La France perd son statut de « pays à risque négligeable » au regard de l’ESB, pour retrouver celui de « pays à risque maîtrisé ».

La suspicion s’est transformée en certitude. Le 24 mars, le ministère de l’Agriculture a confirmé un cas d’encéphalopathie spongiforme bovine (ESB) chez une vache de race salers de cinq ans, « décédée prématurément dans un élevage des Ardennes ». Le ministère a également annoncé l’abattage de la cohorte de l’animal malade, c’est-à-dire les bovins du troupeau nés de un an avant à un an après l’animal atteint, ainsi que sa descendance née dans les deux ans précédant sa mort. Dans l’élevage concerné, il s’agit d’animaux nés entre avril 2010 et avril 2012, ainsi que tous les veaux de la vache positive nés entre mars 2013 et mars 2015. Les cadavres seront incinérés.
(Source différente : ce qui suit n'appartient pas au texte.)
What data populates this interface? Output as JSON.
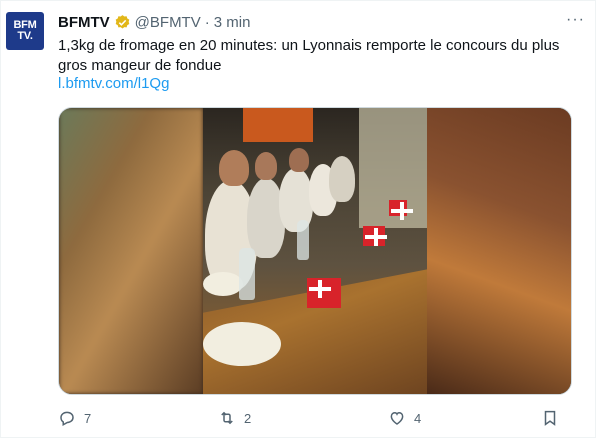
{
  "account": {
    "avatar_text_line1": "BFM",
    "avatar_text_line2": "TV.",
    "name": "BFMTV",
    "handle": "@BFMTV",
    "separator": "·",
    "time": "3 min",
    "verified_color": "#e2b719"
  },
  "more_label": "···",
  "tweet": {
    "text": "1,3kg de fromage en 20 minutes: un Lyonnais remporte le concours du plus gros mangeur de fondue",
    "link": "l.bfmtv.com/l1Qg"
  },
  "media": {
    "type": "video thumbnail"
  },
  "actions": {
    "replies": "7",
    "retweets": "2",
    "likes": "4"
  },
  "colors": {
    "accent": "#1d9bf0",
    "secondary_text": "#536471"
  }
}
« Ce cas isolé a été notifié ce jour à la Commission européenne et à l’Organisation mondiale de la santé animale (OIE), signale le ministère. Il s’agit du troisième cas isolé d’ESB de ce type détecté en Europe depuis 2015. » Conformément à la réglementation européenne, la Direction générale de l’alimentation a également adressé une instruction technique à ses services pour modifier la liste des tissus considérés comme MRS (matériels à risque spécifiés) pour les bovins abattus en France.

L’export peu concerné

Conséquence, la France perd son statut de « pays à risque négligeable » au regard de l’ESB, pour retrouver celui de « pays à risque maîtrisé ». L’impact sur les marchés devrait néanmoins rester limité. Aucune restriction de circulation des viandes et des animaux vivants n’est prévue au sein de l’UE. Or cette destination concerne plus de 95 % des exportations françaises.
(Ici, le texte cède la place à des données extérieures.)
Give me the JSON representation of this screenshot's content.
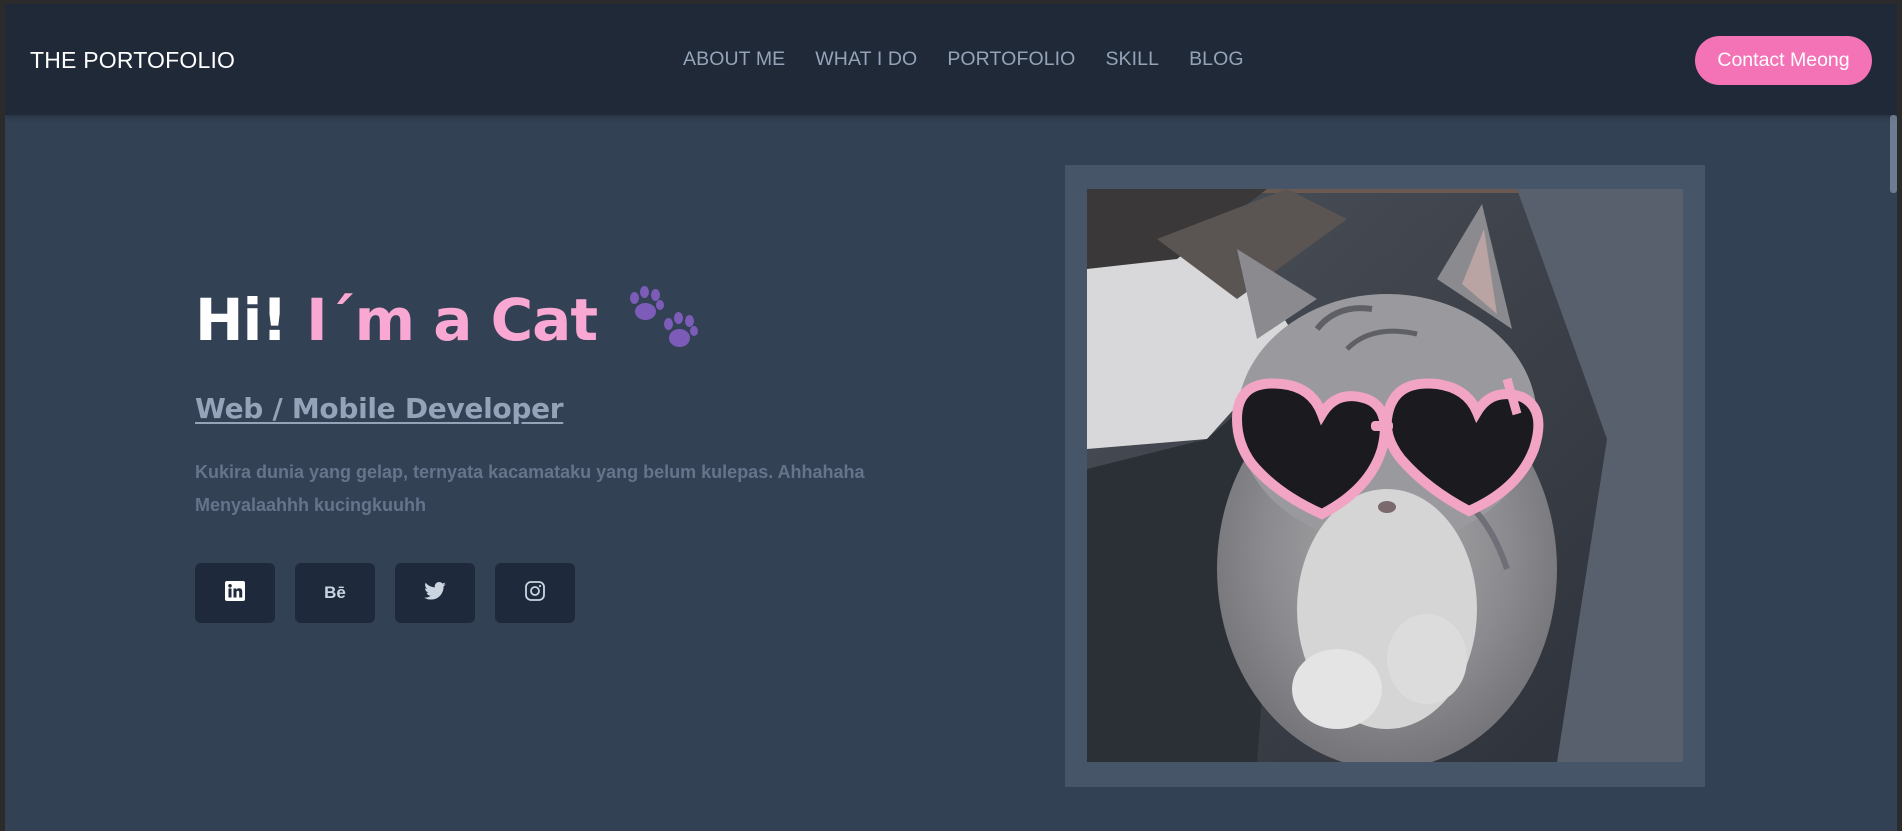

« La détection de ce cas isolé atteste de l’efficacité de notre système de surveillance mis en place en France tout au long de la chaîne alimentaire », se félicite le ministère. Il est néanmoins indispensable de comprendre l’origine de ces cas sporadiques. C’est à la Commission de saisir l’Autorité européenne de sécurité des aliments (EFSA), en lien avec l’Agence nationale de sécurité sanitaire (Anses), pour qu’elles se penchent dessus.

E. C.
Aucun risque pour les consommateurs

« La détection de ce cas [d’ESB] n’a aucune conséquence pour le consommateur », a tenu à rassurer le ministère de l’Agriculture, dès l’annonce de sa confirmation.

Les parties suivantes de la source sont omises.